What does faith mean to you?
Pope announces a Year of Faith begins Wednesday, Oct. 11 with the 50th anniversary of the opening of the Second Vatican Council
What does it mean to have faith? The word itself generally stirs up dimensions of religious practice - believing in God, having a relationship with Jesus Christ, or following tenets of an established religion. Some argue that faith is a decision. Others understand it to be a gift. Many have never known their life without it, while others can point to a particular moment when faith became a part of their experience.

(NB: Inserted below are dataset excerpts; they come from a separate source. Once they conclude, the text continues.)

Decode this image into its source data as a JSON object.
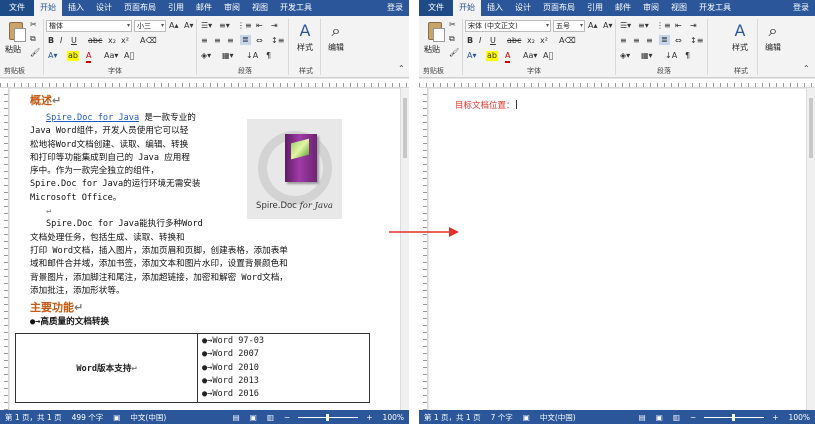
{
  "left": {
    "tabs": [
      "文件",
      "开始",
      "插入",
      "设计",
      "页面布局",
      "引用",
      "邮件",
      "审阅",
      "视图",
      "开发工具"
    ],
    "login": "登录",
    "font_name": "楷体",
    "font_size": "小三",
    "clipboard": {
      "paste": "粘贴",
      "group": "剪贴板"
    },
    "groups": {
      "font": "字体",
      "paragraph": "段落",
      "styles": "样式",
      "editing": "编辑"
    },
    "styles_label": "样式",
    "editing_label": "编辑",
    "status": {
      "page": "第 1 页，共 1 页",
      "words": "499 个字",
      "lang": "中文(中国)",
      "zoom": "100%"
    }
  },
  "right": {
    "tabs": [
      "文件",
      "开始",
      "插入",
      "设计",
      "页面布局",
      "引用",
      "邮件",
      "审阅",
      "视图",
      "开发工具"
    ],
    "login": "登录",
    "font_name": "宋体 (中文正文)",
    "font_size": "五号",
    "clipboard": {
      "paste": "粘贴",
      "group": "剪贴板"
    },
    "groups": {
      "font": "字体",
      "paragraph": "段落",
      "styles": "样式",
      "editing": "编辑"
    },
    "styles_label": "样式",
    "editing_label": "编辑",
    "target_text": "目标文档位置：",
    "status": {
      "page": "第 1 页，共 1 页",
      "words": "7 个字",
      "lang": "中文(中国)",
      "zoom": "100%"
    }
  },
  "doc": {
    "h1": "概述",
    "p1_link": "Spire.Doc for Java",
    "p1_lines": [
      " 是一款专业的",
      "Java Word组件，开发人员使用它可以轻",
      "松地将Word文档创建、读取、编辑、转换",
      "和打印等功能集成到自己的 Java 应用程",
      "序中。作为一款完全独立的组件，",
      "Spire.Doc for Java的运行环境无需安装",
      "Microsoft Office。"
    ],
    "p2_lines": [
      "Spire.Doc for Java能执行多种Word",
      "文档处理任务，包括生成、读取、转换和",
      "打印 Word文档，插入图片，添加页眉和页脚，创建表格，添加表单",
      "域和邮件合并域，添加书签，添加文本和图片水印，设置背景颜色和",
      "背景图片，添加脚注和尾注，添加超链接，加密和解密 Word文档，",
      "添加批注，添加形状等。"
    ],
    "h2": "主要功能",
    "bullet1": "●→高质量的文档转换",
    "table_left": "Word版本支持",
    "table_items": [
      "●→Word 97-03",
      "●→Word 2007",
      "●→Word 2010",
      "●→Word 2013",
      "●→Word 2016"
    ],
    "image_caption_a": "Spire.Doc",
    "image_caption_b": "for Java"
  },
  "colors": {
    "brand": "#2b579a",
    "heading": "#c55a11",
    "link": "#1f5cc2",
    "target": "#e1302a",
    "arrow": "#e1302a"
  }
}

A year ago, Pope Benedict XVI announced a Year of Faith - to begin today. Today marks the fiftieth anniversary of the opening of the Second Vatican Council, an occasion of renewal that has shaped the life of the Church in our age. Today is also the twentieth anniversary of the publication of the Catechism of the Catholic Church, which summarizes and presents the Catholic faith. In an apostolic letter announcing this Year of Faith, Pope Benedict proposes it as "a summons to an authentic and renewed conversion to the Lord, the one Savior of the world."

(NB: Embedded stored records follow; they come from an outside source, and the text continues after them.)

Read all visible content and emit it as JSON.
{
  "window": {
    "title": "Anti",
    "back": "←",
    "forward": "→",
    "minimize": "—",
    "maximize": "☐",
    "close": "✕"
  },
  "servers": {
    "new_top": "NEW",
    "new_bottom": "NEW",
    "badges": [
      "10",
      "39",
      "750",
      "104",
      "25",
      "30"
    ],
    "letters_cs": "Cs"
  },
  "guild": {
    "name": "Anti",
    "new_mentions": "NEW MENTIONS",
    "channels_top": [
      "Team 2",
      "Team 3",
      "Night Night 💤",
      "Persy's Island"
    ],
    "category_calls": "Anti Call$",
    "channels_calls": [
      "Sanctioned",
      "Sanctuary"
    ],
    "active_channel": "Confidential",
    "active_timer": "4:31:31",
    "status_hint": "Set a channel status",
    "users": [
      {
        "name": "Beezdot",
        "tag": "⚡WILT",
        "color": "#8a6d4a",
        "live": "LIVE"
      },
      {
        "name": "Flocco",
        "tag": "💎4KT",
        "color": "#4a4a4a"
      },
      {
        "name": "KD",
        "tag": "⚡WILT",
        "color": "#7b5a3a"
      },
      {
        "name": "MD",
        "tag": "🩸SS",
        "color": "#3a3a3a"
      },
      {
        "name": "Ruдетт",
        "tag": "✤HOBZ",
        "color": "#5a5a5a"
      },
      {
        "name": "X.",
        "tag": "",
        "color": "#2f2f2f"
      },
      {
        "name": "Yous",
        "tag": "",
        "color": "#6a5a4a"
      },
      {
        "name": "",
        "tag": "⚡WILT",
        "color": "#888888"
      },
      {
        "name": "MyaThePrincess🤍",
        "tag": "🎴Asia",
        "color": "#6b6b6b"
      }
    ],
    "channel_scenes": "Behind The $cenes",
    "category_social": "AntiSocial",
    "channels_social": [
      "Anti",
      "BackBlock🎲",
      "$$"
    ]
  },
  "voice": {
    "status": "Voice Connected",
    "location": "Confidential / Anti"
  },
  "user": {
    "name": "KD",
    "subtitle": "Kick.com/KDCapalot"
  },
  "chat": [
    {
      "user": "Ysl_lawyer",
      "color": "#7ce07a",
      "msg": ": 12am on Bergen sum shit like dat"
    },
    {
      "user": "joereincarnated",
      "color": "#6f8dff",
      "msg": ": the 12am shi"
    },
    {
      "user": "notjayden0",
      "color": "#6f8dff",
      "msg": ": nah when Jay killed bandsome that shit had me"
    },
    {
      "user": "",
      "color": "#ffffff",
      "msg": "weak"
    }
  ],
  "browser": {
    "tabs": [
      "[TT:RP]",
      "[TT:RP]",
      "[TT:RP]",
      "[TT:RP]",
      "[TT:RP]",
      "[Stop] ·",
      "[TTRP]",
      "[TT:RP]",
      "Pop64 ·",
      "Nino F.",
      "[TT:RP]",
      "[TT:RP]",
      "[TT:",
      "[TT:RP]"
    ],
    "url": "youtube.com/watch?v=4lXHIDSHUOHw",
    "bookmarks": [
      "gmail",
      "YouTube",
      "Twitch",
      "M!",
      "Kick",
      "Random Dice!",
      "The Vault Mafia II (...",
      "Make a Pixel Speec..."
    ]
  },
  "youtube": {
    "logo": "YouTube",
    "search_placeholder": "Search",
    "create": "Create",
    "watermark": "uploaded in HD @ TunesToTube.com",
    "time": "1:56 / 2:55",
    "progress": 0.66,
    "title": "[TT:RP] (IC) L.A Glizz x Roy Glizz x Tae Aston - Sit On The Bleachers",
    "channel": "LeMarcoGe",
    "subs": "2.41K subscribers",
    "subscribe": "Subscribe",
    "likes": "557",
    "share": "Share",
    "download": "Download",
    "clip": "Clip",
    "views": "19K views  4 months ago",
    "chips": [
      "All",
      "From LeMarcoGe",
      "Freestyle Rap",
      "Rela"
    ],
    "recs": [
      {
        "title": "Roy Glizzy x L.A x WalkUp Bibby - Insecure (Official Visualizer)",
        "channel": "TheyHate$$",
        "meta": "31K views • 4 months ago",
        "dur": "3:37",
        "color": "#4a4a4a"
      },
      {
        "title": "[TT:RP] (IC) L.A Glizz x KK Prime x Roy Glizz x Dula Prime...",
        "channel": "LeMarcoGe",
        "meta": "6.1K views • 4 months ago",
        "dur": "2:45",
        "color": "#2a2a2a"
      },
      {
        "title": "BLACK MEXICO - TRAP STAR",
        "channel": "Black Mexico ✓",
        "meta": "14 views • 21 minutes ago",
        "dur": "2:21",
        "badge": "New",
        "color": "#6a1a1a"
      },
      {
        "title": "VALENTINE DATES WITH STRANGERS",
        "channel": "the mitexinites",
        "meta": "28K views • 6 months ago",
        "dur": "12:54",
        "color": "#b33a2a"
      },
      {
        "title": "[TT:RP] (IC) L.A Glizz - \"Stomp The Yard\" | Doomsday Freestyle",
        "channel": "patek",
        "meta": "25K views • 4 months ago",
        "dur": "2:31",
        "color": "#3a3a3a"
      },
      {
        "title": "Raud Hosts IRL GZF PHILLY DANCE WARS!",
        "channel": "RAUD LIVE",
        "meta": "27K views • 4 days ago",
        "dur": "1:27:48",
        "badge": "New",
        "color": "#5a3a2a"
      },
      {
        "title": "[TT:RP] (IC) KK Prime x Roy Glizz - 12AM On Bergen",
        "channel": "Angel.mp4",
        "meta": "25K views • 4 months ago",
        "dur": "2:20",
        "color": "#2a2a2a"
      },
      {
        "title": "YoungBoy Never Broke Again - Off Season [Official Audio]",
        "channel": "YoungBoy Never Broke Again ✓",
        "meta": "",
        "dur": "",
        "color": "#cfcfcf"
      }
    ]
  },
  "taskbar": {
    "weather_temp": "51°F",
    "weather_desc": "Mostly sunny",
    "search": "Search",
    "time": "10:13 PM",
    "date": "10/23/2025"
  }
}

What does a Year of Faith look like for us at the University of Portland, at a Catholic university in the Holy Cross tradition? It's already a part of the fabric of our lives: teaching and learning, faith and formation, service and leadership. Perhaps, however, this Year of Faith might offer us the opportunity to understand our faith anew and to engage an authentic and renewed relationship with our God in a way that we have never done before.

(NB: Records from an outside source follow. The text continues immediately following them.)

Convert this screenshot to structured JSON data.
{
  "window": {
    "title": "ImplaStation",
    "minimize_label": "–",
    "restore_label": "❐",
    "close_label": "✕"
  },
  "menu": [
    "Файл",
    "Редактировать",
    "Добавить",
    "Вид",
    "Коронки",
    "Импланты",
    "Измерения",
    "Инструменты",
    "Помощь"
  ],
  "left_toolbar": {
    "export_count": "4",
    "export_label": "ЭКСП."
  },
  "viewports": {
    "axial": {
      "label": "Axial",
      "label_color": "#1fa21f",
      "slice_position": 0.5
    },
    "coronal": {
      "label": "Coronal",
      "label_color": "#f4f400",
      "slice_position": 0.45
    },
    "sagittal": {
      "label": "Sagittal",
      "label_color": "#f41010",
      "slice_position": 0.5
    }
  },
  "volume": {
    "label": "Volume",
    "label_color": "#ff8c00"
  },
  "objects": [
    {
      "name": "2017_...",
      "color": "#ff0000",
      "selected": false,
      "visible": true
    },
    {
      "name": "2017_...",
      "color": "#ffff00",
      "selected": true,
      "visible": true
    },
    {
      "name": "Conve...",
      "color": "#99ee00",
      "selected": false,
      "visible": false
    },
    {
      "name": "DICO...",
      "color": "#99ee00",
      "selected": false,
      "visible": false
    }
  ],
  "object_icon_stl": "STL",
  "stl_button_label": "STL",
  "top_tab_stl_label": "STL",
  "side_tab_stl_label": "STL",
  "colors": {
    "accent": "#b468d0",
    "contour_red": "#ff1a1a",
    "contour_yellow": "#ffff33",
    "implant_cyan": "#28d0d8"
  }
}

I would like to suggest that faith might be best understood as the way that the mystery of Jesus' death and resurrection shapes our lives. In a world where it often seems that looking out for ourselves is the most prudent decision available to us, our God - the One who breathed the breath of life into us and guided us from the beginning - looks out for us. Faith-ful to the covenant once made to our ancestors, God enters into our broken reality in a very real way. Jesus of Nazareth walks the roads of our world, proclaiming a message of healing, forgiveness, justice and peace. The Kingdom of God is at hand - a radically different way of life, where we are called to look out for one another. Jesus' message is hard to hear. It challenges the structures of our world and it requires a total commitment of self. It eventually leads him to the Cross, where he is executed as a political criminal. But God's ways are far beyond our ways, and Jesus' faith-ful commitment to selfless love - even in the face of death - brings about the promise of new life for all of humanity.
To have faith, then - to believe - is both our initiative and God's gift to us. It is rooted in our experience and animated by our study, but moves far beyond anything we can know. It is both intensely personal and necessarily communal. Ultimately, it is nourished in prayer. Faith is proposed to us in the Scriptures, we profess our faith together in the words of the Creed, and we celebrate this mystery at the Eucharistic feast - when together with the bread and wine, our lives become offerings to God - when we become part of the mystery of faith. We who share in Jesus' death will share too in his resurrection. We live, then, as people of faith - in a way that is faith-ful to this promise.
Today, as the Year of Faith begins with the ringing of the tower bells at noon, perhaps we might marvel at the ways that God invites us to share in this mystery of faith - to believe in one God, the Father almighty... who for us and for our salvation came down from heaven... who suffered death... who rose again on the third day... who has spoken through the prophets... who has given us the gift of one, holy, catholic and apostolic Church... and who promises the resurrection of the dead and life of the world to come. Perhaps this mystery might change us completely. Perhaps it already has.